The research also analyzed the mechanisms behind hallucinations that emerge during the pre-training process. OpenAI explains that language models learn by predicting the next word in vast amounts of text. Unlike traditional machine learning, each sentence does not have a clear True/False label, and the model can only see positive examples of fluent language.
The research team illustrated via image recognition analogies: if photos are tagged with labels for pet birthdays, even the most advanced algorithms will make mistakes due to the randomness of birthdays. Similarly, errors that arise from examples like spelling and punctuation, which follow consistent patterns, tend to decrease as the data grows; however, random, low-frequency facts like pet birthdays cannot be predicted solely based on patterns, leading to the emergence of illusions.

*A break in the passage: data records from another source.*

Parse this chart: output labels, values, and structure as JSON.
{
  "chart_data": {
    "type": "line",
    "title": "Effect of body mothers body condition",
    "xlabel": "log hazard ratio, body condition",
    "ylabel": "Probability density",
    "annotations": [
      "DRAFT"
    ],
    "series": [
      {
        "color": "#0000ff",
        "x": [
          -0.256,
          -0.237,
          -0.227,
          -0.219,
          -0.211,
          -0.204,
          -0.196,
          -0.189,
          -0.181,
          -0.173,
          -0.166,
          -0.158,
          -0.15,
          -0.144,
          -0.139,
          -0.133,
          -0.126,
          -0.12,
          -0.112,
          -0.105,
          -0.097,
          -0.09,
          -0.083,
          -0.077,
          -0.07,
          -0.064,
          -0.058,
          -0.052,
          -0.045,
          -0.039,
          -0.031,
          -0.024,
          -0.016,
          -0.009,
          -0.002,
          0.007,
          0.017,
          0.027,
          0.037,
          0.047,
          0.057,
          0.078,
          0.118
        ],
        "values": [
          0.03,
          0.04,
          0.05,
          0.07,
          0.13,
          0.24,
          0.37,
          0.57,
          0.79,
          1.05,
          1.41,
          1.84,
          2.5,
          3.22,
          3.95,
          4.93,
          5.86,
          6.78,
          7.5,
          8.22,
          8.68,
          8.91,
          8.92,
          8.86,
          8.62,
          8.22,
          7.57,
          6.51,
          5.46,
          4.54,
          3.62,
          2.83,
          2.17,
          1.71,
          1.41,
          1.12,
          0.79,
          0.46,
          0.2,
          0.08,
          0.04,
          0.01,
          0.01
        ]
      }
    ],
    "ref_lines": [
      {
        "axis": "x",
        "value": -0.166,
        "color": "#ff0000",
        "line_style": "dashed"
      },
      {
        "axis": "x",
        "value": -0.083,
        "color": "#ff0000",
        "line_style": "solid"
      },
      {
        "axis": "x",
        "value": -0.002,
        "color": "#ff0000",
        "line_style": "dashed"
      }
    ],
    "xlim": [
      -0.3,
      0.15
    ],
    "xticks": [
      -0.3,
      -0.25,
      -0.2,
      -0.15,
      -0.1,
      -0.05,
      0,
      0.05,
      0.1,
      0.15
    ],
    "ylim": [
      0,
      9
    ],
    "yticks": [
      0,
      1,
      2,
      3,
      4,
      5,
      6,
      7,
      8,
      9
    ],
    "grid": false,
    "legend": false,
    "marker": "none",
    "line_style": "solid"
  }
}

At the same time, OpenAI is restructuring its model behavior team, a research group of about 14 people responsible for shaping the way AI models interact with humans. According to an internal memo, the model behavior team will merge into the later training team and report to Max Schwarzer, the head of later training.
Joanne Jang, the founding leader of the team, is set to launch a new project called OAI Labs, which will focus on inventing and designing new interface prototypes for human-AI collaboration. The team has previously been dedicated to shaping the personality traits of models and reducing sycophantic behavior, while also addressing issues like political bias.
This study provides a significant theoretical foundation for understanding the issue of AI hallucinations, contributing to the advancement of evaluation standards across the industry. OpenAI has stated that they will continue to work towards further reducing the confidence error rate in language model outputs.
Industry experts believe that with improvements in evaluation methods and the application of new technologies, the issues surrounding AI hallucinations are expected to be better managed. This will further enhance user trust and practicality in AI systems.